TKHK m.73/6 "Tüketici örgütleri, ilgili kamu kurum ve kuruluşları ile Bakanlık; haksız ticari uygulamalar ve ticari reklamlara ilişkin hükümler dışında, genel olarak tüketicileri ilgilendiren ve bu Kanuna aykırı bir durumun doğma tehlikesi olan hâllerde bunun önlenmesine veya durdurulmasına ilişkin ihtiyati tedbir kararı alınması veya hukuka aykırı durumun tespiti, önlenmesi veya durdurulması amacıyla tüketici mahkemelerinde dava açabilir." şeklindedir ve bu madde kapsamında kalan uyuşmalıklar için arabuluculk dava şartı geçerli olmayacaktır.

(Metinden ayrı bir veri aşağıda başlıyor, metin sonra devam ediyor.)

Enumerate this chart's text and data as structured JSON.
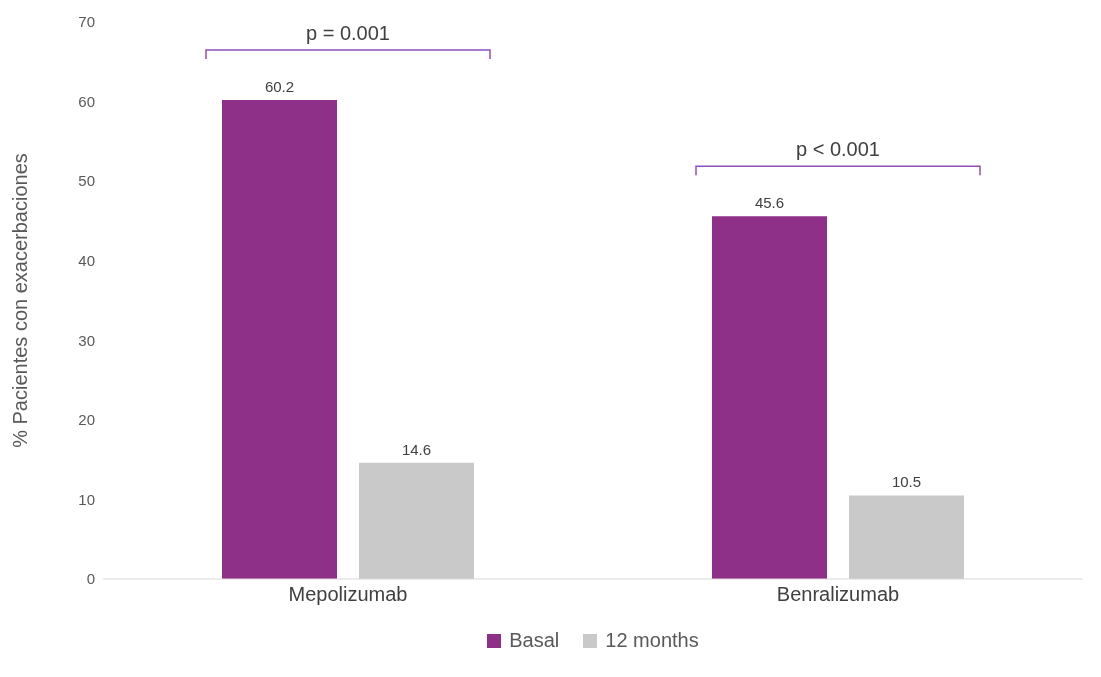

TKHK m.74 "Satışa sunulan bir seri malın ayıplı olduğunun tespiti, üretiminin veya satışının durdurulması, ayıbın ortadan kaldırılması ve satış amacıyla elinde bulunduranlardan toplatılması için Bakanlık, tüketiciler veya tüketici örgütleri dava açabilir. (2) Satışa sunulan seri malın ayıplı olduğunun mahkeme kararı ile tespit edilmesi hâlinde, mahkeme ayıbın niteliğine göre malın satışını geçici olarak durdurma veya ayıbı giderme kararları verebilir. Üretici veya ithalatçı mahkeme kararının tebliğ tarihinden itibaren en geç üç ay içinde malın ayıbını ortadan kaldırmakla yükümlüdür. Malın ayıbının ortadan kalkmasının imkânsız olması hâlinde mal, üretici veya ithalatçı tarafından toplanır veya toplattırılır. Toplatılan mallar taşıdıkları risklere göre kısmen veya tamamen imha edilir veya ettirilir. İmha edilen malla ilgili tüketicinin dava ve tazminat hakları saklıdır.(3) Satışa sunulan bir seri malın, tüketicinin güvenliğini tehlikeye sokan bir ayıp taşıması durumunda Ürünlere İlişkin
Teknik Mevzuatın Hazırlanması ve Uygulanmasına Dair Kanun hükümleri saklıdır."
Şeklinde belirtilmiştir. Bu madde kapsamında kalan uyuşmazlıklar için dava açılmadan önce arabulucuya başvurulması dava şartı kapsamında değildir.

Tüketici işlemi mahiyetinde olan ve taşınmazın aynından doğan uyuşmazlıklar için dava açılmadan önce arabulucuya başvurulması zorunluluğu yoktur. Taraflardan birinin tüketici, diğer tarafın bu işi ticari veya mesleki amaçlarla yapan satıcı veya yüklenicinin oluşturduğu konut ve tatil amaçlı taşınmazlardan kaynaklanan uyuşmazlıklarla, ön ödemeli konut satış sözleşmelerinde ve devre tatil sözleşmelerinden kaynaklanan uyuşmazlıkların tüketici mahkemesinde açılacağı, fakat taşınmazın aynından kaynaklanan davaları açmadan önce arabulucuya başvurunun dava şartı kapsamında olmadığı belirtilmiştir.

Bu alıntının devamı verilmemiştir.